The Filipino-American artists Leo Valledor (1936–1989) and Carlos Villa (1936–2013) are important figures in postwar American art, who are just starting to get their due. This is not surprising — as much as the art world in the United States shows interest in globalism, it is still just beginning to recognize how many artists of different ethnicities have made significant art.
Both Valledor and Villa grew up in the tightly-knit Filipino community in San Francisco’s Potrero Hill neighborhood before it became gentrified. Although they were not related, they referred to each other as “cousins.” As close as they were, each followed his own path in art. Their work — Valledor’s geometric abstraction and Villa’s use of body prints and feathers — pushes against the art world’s frequent practice of equating ethnicity and racial identity with figuration and anecdote. They are not storytellers.
Despite their long friendship, the exhibition Carlos Villa & Leo Valledor: Remains of Surface at Silverlens is the first time their work has been shown together, which is a step forward in considering the relationship between very different artworks beyond the category of style. The 12 paintings are evenly divided between the artists. They are paired on adjacent walls, side by side, or opposite each other just inside the gallery’s front door, like friends who don’t want to lose sight of each other while hiking.
Five of Villa’s six pieces (all dated between 1978 and ’86) are on unstretched, unprimed canvas to which he has attached, integrated, or collaged canvas elements, feathers, a photograph, and a wig. Using acrylic paint he marked the surfaces with face and body prints. In “Untitled (Face Prints with Wig and Photograph)” (c. 1979), Villa made individual face prints in white acrylic on separate pieces of raw canvas, which he attached in rows to the canvas. In the left-hand corner is a wig and a canvas and a photograph collage of the artist’s mother is in the lower right. The combination of these elements prompts all sorts of possible readings. What traces of our parents stay with us? Is it inevitable that we become like them? The faces, which look in different directions, raise another line of speculation about time and aging.
“I’m Beside Myself” (1981) is composed of white body prints of Villa’s face, hands, feet, face, torso, and legs on an unstretched gunmetal gray canvas. The face and body prints suggest two standing figures with their hands upraised. I was reminded of the Shroud of Turin, which is revered by many as the burial cloth of Jesus of Nazareth. What is the meaning of the doubling? Why are five faces above each torso?

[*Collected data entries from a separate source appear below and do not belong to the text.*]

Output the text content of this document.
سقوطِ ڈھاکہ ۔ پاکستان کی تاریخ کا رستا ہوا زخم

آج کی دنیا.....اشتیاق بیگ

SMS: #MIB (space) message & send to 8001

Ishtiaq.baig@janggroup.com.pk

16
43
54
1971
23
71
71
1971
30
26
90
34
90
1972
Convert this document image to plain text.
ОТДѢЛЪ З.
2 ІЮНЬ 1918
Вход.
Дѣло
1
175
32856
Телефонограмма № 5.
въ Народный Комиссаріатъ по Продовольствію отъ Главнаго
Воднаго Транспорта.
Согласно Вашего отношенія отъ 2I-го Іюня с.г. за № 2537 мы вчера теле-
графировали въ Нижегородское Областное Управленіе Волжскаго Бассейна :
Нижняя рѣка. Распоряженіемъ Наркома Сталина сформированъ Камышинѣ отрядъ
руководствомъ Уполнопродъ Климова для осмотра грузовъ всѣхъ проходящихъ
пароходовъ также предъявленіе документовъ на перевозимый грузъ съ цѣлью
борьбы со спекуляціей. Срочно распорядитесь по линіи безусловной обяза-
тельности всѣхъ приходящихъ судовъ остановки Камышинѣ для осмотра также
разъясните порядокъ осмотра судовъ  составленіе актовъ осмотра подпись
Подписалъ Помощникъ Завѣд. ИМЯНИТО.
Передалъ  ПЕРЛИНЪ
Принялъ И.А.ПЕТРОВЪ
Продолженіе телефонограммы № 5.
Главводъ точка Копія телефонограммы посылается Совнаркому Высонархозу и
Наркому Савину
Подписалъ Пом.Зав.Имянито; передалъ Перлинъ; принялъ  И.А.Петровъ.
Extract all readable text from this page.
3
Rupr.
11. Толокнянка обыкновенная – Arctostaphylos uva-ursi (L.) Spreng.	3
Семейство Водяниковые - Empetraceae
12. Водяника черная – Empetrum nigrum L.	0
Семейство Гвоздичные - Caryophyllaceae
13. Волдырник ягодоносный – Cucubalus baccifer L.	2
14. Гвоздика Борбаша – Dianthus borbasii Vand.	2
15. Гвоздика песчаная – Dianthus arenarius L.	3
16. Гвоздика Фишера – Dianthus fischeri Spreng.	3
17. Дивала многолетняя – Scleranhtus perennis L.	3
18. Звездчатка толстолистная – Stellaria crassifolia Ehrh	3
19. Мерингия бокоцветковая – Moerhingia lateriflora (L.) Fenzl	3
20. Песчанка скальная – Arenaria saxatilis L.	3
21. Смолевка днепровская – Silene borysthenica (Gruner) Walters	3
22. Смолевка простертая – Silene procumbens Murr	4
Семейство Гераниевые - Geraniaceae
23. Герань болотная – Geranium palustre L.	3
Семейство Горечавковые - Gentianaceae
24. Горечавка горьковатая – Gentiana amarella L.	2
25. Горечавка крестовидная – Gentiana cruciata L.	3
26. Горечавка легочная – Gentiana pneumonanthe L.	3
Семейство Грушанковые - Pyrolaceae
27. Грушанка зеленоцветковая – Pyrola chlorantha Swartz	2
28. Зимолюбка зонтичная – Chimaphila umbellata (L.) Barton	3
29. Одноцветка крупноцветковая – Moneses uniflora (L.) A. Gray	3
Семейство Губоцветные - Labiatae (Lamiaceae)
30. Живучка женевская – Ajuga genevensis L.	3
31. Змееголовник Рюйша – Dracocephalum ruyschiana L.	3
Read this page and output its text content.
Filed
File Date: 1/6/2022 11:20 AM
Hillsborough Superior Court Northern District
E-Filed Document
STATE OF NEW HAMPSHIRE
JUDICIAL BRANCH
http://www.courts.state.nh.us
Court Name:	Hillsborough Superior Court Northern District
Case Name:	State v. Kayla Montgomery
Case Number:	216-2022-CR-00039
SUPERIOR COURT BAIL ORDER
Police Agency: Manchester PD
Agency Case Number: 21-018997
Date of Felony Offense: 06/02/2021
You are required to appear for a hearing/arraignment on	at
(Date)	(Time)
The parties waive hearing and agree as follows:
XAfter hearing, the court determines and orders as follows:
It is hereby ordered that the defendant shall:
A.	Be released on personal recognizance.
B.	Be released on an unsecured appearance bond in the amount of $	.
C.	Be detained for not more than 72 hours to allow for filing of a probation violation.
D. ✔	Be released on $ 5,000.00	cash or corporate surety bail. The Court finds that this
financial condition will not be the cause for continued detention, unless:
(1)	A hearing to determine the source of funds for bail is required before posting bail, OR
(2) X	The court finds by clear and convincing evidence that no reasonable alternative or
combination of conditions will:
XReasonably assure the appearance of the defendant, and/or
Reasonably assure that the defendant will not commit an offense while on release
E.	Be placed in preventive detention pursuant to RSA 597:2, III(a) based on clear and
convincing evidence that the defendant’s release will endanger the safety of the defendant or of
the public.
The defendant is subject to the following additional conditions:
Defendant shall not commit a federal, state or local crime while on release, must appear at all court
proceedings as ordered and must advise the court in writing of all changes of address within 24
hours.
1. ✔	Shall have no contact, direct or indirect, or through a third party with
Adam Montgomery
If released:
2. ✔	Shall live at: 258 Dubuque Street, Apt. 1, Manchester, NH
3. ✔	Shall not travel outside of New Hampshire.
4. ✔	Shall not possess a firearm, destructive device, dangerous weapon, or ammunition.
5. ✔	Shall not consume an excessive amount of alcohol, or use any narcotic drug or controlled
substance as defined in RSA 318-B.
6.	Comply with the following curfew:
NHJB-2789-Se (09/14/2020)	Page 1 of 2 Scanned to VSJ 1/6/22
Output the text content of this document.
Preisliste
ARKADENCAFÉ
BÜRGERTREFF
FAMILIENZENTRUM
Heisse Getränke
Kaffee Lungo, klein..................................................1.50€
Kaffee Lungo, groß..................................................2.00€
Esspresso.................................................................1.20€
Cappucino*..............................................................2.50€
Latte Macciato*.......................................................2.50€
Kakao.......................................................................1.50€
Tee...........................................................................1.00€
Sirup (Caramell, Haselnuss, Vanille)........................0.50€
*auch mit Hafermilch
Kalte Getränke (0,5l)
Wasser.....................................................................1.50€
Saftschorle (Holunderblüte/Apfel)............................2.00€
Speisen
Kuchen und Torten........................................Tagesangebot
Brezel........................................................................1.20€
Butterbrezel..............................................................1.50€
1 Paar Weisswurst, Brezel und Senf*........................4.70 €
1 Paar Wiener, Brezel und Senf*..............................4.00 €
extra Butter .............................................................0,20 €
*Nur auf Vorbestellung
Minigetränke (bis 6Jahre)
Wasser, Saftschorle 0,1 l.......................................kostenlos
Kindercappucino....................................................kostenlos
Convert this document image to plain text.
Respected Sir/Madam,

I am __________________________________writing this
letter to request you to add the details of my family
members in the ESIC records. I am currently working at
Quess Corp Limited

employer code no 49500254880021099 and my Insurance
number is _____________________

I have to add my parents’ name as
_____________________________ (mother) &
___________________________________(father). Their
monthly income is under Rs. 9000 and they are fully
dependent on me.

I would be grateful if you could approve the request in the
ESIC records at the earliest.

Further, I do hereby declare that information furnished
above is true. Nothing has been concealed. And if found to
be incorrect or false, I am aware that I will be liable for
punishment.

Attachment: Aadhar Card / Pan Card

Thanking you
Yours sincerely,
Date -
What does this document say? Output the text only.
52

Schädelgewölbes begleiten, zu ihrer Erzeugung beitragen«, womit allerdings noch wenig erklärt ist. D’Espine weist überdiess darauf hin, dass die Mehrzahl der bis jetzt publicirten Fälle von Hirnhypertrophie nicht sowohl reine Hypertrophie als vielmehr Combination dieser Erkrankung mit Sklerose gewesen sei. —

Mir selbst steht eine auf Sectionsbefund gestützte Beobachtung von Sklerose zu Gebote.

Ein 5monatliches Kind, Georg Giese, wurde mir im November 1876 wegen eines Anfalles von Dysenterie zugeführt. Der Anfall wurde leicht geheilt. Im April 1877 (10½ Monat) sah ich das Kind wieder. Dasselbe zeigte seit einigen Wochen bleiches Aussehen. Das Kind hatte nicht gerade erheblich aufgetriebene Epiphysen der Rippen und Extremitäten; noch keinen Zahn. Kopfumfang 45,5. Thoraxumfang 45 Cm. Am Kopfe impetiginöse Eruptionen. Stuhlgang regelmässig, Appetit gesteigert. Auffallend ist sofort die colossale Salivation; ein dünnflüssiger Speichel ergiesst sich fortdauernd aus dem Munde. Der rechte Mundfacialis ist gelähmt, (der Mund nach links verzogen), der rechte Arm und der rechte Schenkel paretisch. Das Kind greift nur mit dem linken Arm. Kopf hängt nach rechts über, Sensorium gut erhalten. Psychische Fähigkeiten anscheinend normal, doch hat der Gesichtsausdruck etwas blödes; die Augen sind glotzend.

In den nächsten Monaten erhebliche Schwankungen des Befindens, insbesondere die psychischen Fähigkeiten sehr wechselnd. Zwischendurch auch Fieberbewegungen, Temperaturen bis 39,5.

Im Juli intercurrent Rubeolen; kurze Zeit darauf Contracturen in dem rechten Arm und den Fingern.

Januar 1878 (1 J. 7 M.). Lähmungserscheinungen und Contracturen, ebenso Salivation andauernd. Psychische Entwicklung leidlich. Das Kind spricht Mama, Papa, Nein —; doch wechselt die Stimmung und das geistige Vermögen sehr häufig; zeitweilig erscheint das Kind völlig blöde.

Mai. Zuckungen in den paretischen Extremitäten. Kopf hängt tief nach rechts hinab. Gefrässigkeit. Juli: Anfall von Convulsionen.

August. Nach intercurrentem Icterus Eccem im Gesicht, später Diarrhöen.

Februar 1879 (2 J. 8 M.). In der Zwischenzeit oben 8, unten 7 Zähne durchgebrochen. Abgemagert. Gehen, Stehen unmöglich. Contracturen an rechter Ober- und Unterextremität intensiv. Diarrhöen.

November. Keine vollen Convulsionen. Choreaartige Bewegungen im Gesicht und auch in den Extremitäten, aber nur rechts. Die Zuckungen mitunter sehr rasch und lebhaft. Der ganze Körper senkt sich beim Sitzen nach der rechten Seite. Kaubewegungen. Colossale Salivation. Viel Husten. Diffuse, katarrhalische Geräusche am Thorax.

In these works, Villa opens a space for the viewer to speculate on their meaning. He is never didactic about identity. With more than 7,000 islands and more than 182 ethnolinguistic groups, Villa understood that Filipino identity can be fluid.
Valledor was 19 when he showed in the legendary Six Gallery, which was started by six young Bay Area artists and poets. It is where Allen Ginsberg first read Howl on October 7, 1955, changing the course of literature. In 1961, he moved to New York and became one of the founding members of the Park Place Galley (1963–67), a number of whose artists were exploring the possibilities of shaped canvases in their pursuit of the fourth dimension. According to a prominent critic of the time, David Bourdon, “this was not classical geometry — akin to Dutch de Stijl — but rather a dynamic, new geometry of complex spatial effects.” Their interest in space amounted to a rejection of Minimalism and its emphasis on flatness. That rejection and Valledor’s ethnicity certainly did not help him find success in the New York art world of that time.
Aside from “Young Blood,” dated 1955, all of Valledor’s exhibited works were made after he returned to San Francisco from New York in 1968. Along the vertical center line of “Earth Sign” (1970) is a small yellow-orange circle against its earth-red field. Further down the artist has painted a thin horizontal blue bar above a green one. Valledor’s choice of color and placement of shapes are deliberate in this work. In Buddhism, one meditates on yellow to transcend pride and vanity. The yellow circle is a focal point. Was Valledor reminding himself not to be vain, even though he made the painting? Do the green and blue bars signify earth and water? He was not a minimalist and did not embrace formalist literalism. He took its language, and that of geometric abstraction, and reinvented them through the lens of Buddhism and the quest for enlightenment.
What Villa and Valledor understood about living in the Filipino diaspora was that they could never fully assimilate into American mainstream society; they would always be outsiders. Once they recognized this, they set out on their own paths. The fact that they did not try to obscure this part of their identities is a testament to their determination to make something unprecedented, urgent, and necessary.
Carlos Villa & Leo Valledor: Remains of Surface continues at Silverlens (505 West 24th Street, Chelsea, Manhattan) through November 4. The exhibition was organized by the gallery.